EU Moves Closer to Overcoming Migration Feud

EU Moves Closer to Overcoming Migration Feud
Migrants on an overcrowded boat call for help off the coast of the Italian island of Lampedusa on April 17, 2016. Patrick Bar/SOS Mediterranee via AP
Reuters
Updated:

BRUSSELS—The head of the European Parliament said EU countries who refuse to host refugees could instead pay more for EU migration and development projects in Africa, signaling a possible compromise to end a bruising dispute in the bloc.

The migration feud has divided southern and eastern EU states, as well as rich destination countries such as Germany, since 2015, when more than a million refugees and migrants from the Middle East and Africa reached the bloc’s borders.

But the tone of the discussion has changed recently after years of one camp insisting that all EU states must take in some migrants and the other side rejecting that.

“No relocation—(then) more money for Africa,” European Parliament President Antonio Tajani told a news conference on Oct. 18 as the bloc’s 28 national leaders discussed migration.

“This should be a good compromise. It’s better to have an agreement with a compromise than no agreement,” he said.

Mediterranean arrivals of migrants and refugees are below 100,000 people so far this year, according to United Nations data, a far cry from the 2015 influx that caught the bloc unprepared, and overwhelmed security and other public services.

The EU has since tightened its external borders, has turned more restrictive on granting asylum and has sealed deals with countries from Turkey to Libya to keep a lid on migrants departing their territory by sea for EU shores.

EU will further step up returns and deportations of those who reach Europe but don’t qualify for asylum, a statement of the 28 national leaders’ meeting in Brussels said.

The bloc will seek to build “a broader partnership” with countries along the migratory routes, mainly in North Africa, including to crack down on people smugglers.

The chaotic scenes from 2015 still reverberate in European politics, which has since seen a surge in support for anti-immigration, populist and nationalist groups. But fewer arrivals now mean some of the heat is off, making a deal easier.

The eastern, formerly communist EU states such as Poland and Hungary, are adamant that they won’t allow in any refugees from mainly Muslim countries.

Germany, France, and the Netherlands, which had previously demanded solidarity from all EU states, may be more open now to allowing their reluctant peers to buy out of the refugee distribution scheme, as a way to seal a deal, diplomats said.
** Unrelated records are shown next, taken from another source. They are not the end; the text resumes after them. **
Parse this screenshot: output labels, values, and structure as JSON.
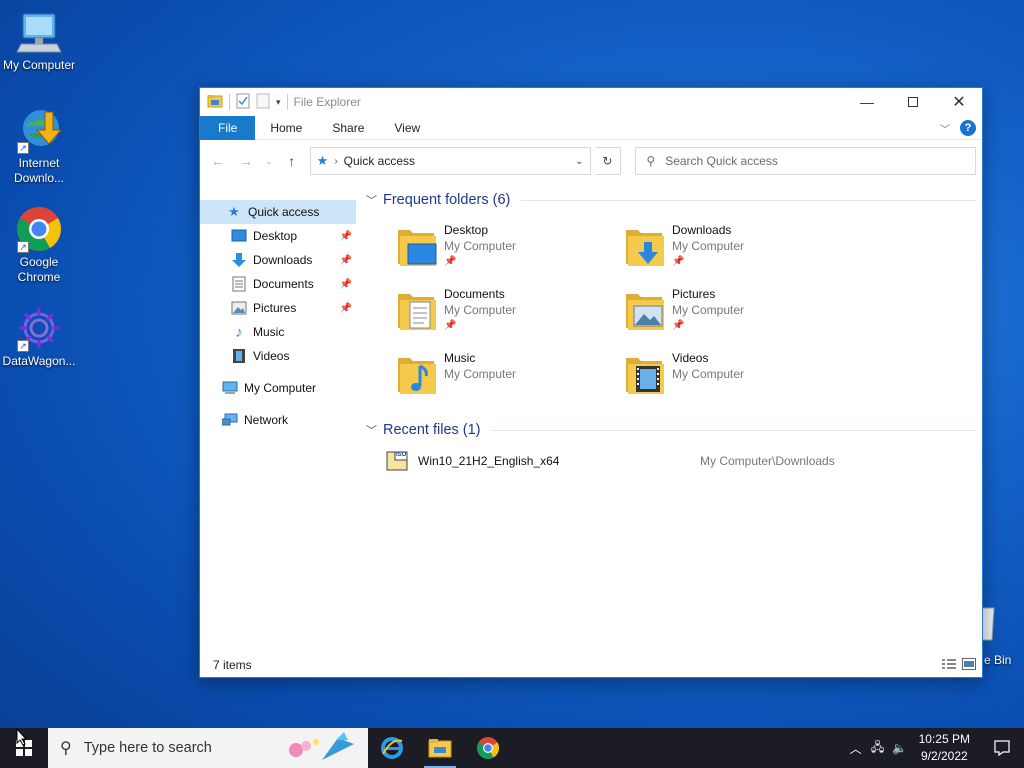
{
  "desktop": {
    "icons": [
      {
        "label": "My Computer"
      },
      {
        "label": "Internet Downlo..."
      },
      {
        "label": "Google Chrome"
      },
      {
        "label": "DataWagon..."
      }
    ],
    "recycle_bin_label": "e Bin"
  },
  "window": {
    "title": "File Explorer",
    "ribbon_tabs": [
      "File",
      "Home",
      "Share",
      "View"
    ],
    "help_glyph": "?",
    "address": "Quick access",
    "search_placeholder": "Search Quick access",
    "nav": [
      {
        "label": "Quick access",
        "icon": "star-icon"
      },
      {
        "label": "Desktop",
        "icon": "desktop-folder-icon",
        "pinned": true
      },
      {
        "label": "Downloads",
        "icon": "download-arrow-icon",
        "pinned": true
      },
      {
        "label": "Documents",
        "icon": "documents-icon",
        "pinned": true
      },
      {
        "label": "Pictures",
        "icon": "pictures-icon",
        "pinned": true
      },
      {
        "label": "Music",
        "icon": "music-note-icon"
      },
      {
        "label": "Videos",
        "icon": "film-icon"
      },
      {
        "label": "My Computer",
        "icon": "computer-icon"
      },
      {
        "label": "Network",
        "icon": "network-icon"
      }
    ],
    "frequent_header": "Frequent folders (6)",
    "frequent": [
      {
        "name": "Desktop",
        "location": "My Computer",
        "pinned": true
      },
      {
        "name": "Downloads",
        "location": "My Computer",
        "pinned": true
      },
      {
        "name": "Documents",
        "location": "My Computer",
        "pinned": true
      },
      {
        "name": "Pictures",
        "location": "My Computer",
        "pinned": true
      },
      {
        "name": "Music",
        "location": "My Computer",
        "pinned": false
      },
      {
        "name": "Videos",
        "location": "My Computer",
        "pinned": false
      }
    ],
    "recent_header": "Recent files (1)",
    "recent": [
      {
        "name": "Win10_21H2_English_x64",
        "path": "My Computer\\Downloads",
        "badge": "ISO"
      }
    ],
    "status": "7 items"
  },
  "taskbar": {
    "search_placeholder": "Type here to search",
    "time": "10:25 PM",
    "date": "9/2/2022"
  },
  "colors": {
    "accent": "#1979ca",
    "selected": "#cce4f7",
    "folder": "#f5c94c",
    "taskbar": "#1c1c24"
  }
}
“We cannot force (others to take in refugees), but those that don’t do so must possibly contribute in another way such as...in Africa. Everyone needs to take on some of the responsibility that we all have,” German Foreign Minister Heiko Maas told his EU peers recently.

Any political agreement is likely to take more time, diplomats and officials said, not least because Hungarian Prime Minister Viktor Orban and the euroskeptic Italian government have built their political clout on an anti-immigration line and criticism of how the EU has handled migration.

Migration is also playing an oversized role in European domestic politics. A showdown between German Chancellor Angela Merkel and her conservative southern partner threatened to topple her coalition government although she appears safe for now.